Il ressort des pièces produites que la demande portait sur:
— Le registre d’entrée et de sortie de la société TH PEINTURE,
— Le contrat de travail et éventuel(s) avenant(s) signés entre Monsieur [I] et la société TH PEINTURE,
— La déclaration unique d’embauche adressée à l’URSSAF et relative à l’immatriculation de Monsieur [I],
— Les bulletins de paie délivrés par la société TH PEINTURE à Monsieur [I] depuis mai 2024,
— L’identité et le chiffre d’affaires réalisé (depuis mai 2024) avec les anciens clients de la société
ALLIANCE AUTOMOTIVE GRAND SUD et dont la liste figure en annexe.
Dès lors, il apparaît que les éléments demandés sont circonstanciés et délimités, ayant trait à l’activité de Monsieur [I] au sein de la société TH PEINTURE, et visant à établir potentiellement une violation de la clause de non-concurrence alléguée et un débauchage de clientèle.
En outre, le fait que les éléments sollicités soient des données informatiques ou numériques, par définition furtives et susceptibles d’être aisément détruites ou altérées, justifie qu’il soit dérogé au principe de la contradiction.
Enfin, il n’est pas démontré par les pièces produites que le commissaire de justice ait outrepassé la mission qui lui était dévolue en application des ordonnances des 7 novembre 2024 et 18 février 2025, étant par ailleurs rappelé que le secret des affaires ne constitue pas en soi un obstacle à une ordonnance sur requête fondée sur les dispositions de l’article 145 du code de procédure civile.
Par conséquent, il convient de débouter les demandeurs de leur demande de rétractation des ordonnances des 11 novembre 2024 et 28 février 2025.
2. Sur les autres demandes
Il n’y a pas lieu à condamnation au titre de l’article 700 du code de procédure civile.
La société TH PEINTURE et Monsieur [K] [I] supporteront les dépens.

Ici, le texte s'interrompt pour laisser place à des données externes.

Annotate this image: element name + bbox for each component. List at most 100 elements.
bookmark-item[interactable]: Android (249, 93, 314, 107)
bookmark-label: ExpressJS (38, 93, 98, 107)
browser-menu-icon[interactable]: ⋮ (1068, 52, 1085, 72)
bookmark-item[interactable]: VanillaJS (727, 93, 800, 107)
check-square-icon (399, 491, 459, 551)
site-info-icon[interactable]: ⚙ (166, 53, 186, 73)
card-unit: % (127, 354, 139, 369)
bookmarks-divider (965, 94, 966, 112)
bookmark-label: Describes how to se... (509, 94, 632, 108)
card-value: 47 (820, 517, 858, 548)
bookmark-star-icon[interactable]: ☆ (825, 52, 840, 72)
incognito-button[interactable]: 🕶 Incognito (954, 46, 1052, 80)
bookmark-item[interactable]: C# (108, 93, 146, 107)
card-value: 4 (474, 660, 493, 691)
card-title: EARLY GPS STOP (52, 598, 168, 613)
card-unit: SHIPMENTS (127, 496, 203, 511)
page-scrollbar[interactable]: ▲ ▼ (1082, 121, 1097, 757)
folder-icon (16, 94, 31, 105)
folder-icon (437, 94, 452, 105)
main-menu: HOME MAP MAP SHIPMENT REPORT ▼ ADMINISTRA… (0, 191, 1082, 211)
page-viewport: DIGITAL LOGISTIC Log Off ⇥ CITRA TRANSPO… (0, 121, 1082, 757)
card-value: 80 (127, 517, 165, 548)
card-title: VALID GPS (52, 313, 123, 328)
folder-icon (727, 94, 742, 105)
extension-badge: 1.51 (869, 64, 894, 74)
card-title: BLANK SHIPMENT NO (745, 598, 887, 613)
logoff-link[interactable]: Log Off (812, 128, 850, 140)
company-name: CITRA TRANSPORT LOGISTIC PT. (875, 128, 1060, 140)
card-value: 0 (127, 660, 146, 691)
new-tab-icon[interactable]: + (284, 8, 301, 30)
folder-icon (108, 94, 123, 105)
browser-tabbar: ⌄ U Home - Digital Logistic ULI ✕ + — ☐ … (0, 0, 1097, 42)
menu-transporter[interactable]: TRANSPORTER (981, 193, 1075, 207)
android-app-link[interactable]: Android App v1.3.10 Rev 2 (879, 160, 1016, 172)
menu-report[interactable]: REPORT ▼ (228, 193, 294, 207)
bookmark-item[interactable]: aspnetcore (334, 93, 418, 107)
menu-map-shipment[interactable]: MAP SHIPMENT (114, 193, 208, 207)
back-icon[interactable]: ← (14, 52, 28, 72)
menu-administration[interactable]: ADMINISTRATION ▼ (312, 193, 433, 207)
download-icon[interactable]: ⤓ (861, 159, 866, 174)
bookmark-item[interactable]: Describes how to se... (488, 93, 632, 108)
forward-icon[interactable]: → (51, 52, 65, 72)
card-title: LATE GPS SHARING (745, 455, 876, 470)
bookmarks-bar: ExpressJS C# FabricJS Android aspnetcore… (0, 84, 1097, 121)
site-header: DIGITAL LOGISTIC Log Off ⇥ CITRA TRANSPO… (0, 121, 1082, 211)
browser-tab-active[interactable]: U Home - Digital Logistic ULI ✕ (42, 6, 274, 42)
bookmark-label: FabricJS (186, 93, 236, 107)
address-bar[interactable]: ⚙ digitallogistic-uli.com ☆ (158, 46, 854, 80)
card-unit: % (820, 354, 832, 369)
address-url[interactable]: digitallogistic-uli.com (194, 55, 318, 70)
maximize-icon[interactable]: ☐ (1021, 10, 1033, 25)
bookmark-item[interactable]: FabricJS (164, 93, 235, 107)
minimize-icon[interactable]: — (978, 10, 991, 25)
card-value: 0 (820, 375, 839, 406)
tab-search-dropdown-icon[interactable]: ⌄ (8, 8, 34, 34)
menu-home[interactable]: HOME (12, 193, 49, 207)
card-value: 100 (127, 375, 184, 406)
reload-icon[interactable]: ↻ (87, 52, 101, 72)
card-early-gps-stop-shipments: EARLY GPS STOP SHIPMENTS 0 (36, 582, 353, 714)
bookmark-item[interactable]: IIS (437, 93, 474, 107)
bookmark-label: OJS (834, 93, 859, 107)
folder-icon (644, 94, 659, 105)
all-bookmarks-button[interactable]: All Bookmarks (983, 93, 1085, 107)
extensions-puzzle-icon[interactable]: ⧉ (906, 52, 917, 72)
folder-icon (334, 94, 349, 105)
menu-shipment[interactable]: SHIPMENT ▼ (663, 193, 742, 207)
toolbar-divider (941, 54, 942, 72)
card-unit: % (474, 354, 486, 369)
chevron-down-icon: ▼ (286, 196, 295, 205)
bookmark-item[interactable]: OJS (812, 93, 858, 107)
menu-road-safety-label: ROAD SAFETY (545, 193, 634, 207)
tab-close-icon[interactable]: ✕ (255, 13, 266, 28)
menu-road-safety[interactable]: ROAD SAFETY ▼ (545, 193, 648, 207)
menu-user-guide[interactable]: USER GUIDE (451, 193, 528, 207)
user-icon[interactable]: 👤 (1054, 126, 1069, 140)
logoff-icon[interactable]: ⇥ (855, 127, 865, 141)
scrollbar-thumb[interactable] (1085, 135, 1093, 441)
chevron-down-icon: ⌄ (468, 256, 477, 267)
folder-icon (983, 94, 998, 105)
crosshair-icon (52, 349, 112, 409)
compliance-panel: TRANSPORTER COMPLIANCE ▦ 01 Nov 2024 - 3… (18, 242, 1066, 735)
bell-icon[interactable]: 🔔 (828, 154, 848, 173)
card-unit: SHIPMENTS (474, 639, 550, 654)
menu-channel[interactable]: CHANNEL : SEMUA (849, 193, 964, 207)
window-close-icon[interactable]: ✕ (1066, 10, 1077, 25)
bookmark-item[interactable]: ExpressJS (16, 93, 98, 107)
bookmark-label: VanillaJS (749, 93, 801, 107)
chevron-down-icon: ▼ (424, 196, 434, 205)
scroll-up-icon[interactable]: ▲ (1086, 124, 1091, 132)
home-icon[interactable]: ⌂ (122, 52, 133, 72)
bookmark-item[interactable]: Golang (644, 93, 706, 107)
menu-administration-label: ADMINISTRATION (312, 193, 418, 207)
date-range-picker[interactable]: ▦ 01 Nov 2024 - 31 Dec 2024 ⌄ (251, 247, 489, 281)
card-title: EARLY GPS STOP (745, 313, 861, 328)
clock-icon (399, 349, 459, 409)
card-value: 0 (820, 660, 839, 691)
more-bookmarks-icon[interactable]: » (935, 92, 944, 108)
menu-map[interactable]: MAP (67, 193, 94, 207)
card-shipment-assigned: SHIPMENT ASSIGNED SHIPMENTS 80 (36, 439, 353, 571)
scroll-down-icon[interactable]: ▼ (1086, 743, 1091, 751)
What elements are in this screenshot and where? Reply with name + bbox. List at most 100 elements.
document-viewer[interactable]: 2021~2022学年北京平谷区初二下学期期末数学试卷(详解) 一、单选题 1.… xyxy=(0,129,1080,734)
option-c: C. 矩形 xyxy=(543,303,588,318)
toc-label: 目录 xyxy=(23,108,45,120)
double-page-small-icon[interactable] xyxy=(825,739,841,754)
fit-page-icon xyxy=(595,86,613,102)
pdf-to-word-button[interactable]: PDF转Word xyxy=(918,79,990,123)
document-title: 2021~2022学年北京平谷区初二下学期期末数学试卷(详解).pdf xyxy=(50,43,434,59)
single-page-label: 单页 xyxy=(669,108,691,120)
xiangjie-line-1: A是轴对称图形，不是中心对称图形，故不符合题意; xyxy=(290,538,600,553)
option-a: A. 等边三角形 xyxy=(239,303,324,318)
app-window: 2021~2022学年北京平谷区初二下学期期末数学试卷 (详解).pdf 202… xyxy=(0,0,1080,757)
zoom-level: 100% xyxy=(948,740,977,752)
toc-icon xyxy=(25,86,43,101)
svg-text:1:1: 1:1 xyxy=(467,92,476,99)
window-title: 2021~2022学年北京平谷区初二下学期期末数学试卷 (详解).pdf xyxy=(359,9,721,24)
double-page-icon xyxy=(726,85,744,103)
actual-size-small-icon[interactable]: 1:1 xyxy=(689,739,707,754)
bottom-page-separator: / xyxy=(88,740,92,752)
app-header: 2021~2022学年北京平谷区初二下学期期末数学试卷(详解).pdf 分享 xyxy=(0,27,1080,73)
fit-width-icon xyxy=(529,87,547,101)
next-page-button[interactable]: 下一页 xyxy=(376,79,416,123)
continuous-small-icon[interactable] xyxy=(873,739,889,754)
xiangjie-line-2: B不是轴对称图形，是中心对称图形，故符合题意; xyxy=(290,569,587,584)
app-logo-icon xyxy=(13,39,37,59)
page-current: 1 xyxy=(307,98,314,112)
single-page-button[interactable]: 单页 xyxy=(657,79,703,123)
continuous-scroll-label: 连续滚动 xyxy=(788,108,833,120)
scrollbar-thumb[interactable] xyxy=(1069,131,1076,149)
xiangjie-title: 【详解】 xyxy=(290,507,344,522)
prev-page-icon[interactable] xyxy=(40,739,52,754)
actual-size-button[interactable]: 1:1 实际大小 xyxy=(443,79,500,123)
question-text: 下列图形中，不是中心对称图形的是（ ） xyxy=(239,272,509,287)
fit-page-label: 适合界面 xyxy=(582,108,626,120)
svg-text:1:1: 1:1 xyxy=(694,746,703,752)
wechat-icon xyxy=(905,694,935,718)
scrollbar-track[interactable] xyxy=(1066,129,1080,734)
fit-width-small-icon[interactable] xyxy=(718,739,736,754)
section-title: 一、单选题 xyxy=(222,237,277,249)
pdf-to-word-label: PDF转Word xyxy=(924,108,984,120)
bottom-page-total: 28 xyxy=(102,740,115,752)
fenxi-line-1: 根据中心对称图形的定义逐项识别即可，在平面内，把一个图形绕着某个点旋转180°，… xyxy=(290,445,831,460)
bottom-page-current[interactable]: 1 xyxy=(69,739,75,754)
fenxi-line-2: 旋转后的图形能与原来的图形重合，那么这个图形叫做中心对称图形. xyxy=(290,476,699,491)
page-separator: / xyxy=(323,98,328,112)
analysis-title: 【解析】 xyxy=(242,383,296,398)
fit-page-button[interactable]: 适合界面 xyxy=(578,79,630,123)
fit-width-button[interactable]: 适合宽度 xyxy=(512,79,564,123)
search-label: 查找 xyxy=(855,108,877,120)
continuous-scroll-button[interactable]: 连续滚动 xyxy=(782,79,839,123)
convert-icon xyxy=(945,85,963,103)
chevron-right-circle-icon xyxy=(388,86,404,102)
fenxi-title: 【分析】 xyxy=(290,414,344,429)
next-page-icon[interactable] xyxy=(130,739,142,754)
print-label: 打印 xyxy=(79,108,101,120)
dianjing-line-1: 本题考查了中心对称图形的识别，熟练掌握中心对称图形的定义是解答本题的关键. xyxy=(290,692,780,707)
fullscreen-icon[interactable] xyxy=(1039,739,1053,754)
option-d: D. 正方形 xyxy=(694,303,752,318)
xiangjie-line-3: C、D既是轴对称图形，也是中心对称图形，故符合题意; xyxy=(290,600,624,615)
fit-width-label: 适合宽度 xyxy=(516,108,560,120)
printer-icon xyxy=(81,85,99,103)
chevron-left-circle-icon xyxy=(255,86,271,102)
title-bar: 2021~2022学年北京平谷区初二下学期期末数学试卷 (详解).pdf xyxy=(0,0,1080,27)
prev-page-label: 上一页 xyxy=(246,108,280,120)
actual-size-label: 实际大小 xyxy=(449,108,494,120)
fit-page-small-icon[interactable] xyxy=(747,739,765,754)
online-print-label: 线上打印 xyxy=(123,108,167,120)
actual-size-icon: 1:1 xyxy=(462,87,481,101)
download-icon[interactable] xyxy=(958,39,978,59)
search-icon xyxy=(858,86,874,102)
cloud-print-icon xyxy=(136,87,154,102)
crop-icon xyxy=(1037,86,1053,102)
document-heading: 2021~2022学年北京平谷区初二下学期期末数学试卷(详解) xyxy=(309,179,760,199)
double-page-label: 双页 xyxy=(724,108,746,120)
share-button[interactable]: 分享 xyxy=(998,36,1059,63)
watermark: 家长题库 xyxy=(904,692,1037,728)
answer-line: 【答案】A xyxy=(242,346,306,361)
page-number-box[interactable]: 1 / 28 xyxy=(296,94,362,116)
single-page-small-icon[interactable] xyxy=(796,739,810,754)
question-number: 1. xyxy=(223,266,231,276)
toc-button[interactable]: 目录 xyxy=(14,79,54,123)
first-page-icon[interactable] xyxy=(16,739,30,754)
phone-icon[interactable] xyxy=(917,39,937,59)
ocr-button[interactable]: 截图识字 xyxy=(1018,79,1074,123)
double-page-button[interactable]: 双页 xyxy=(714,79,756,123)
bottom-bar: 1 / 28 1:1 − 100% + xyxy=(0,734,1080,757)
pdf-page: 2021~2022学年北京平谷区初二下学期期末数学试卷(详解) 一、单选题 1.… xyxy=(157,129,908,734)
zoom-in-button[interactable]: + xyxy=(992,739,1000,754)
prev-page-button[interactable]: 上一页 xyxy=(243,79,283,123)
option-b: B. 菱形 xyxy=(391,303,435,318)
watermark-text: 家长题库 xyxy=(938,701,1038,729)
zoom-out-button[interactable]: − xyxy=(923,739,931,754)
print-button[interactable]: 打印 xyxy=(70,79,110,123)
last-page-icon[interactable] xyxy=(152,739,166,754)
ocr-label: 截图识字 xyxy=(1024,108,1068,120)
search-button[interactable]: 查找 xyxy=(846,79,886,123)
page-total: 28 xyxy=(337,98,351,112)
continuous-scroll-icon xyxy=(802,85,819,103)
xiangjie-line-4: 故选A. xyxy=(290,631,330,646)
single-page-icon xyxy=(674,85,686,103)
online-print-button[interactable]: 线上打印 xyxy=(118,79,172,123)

Enfin, il n’entre pas dans les pouvoirs du juge des référés de condamner les demandeurs aux frais nécessaires à l’exécution des ordonnances 24/00383 et 25/00056 à hauteur de 5.539,85 euros TTC par provision, ces frais n’étant au surplus pas des dépens.
PAR CES MOTIFS
Statuant par ordonnance contradictoire, en premier ressort, susceptible d’appel, par délégation de Mme la Présidente du tribunal judiciaire de Nîmes,
DÉBOUTONS la société TH PEINTURE et Monsieur [K] [I] de leur demande de rétractation des ordonnances des 11 novembre 2024 et 28 février 2025;
DISONS n’y avoir lieu à condamnation au titre de l’article 700 du code de procédure civile ;
CONDAMNONS la société TH PEINTURE et Monsieur [K] [I] aux dépens;
DÉBOUTONS la société ALLIANCE AUTOMOTIVE GRAND SUD de sa demande tendant à condamner la société TH PEINTURE et Monsieur [K] [I] aux frais nécessaires à l’exécution des ordonnances 24/00383 et 25/00056 à hauteur de 5.539,85 euros TTC par provision.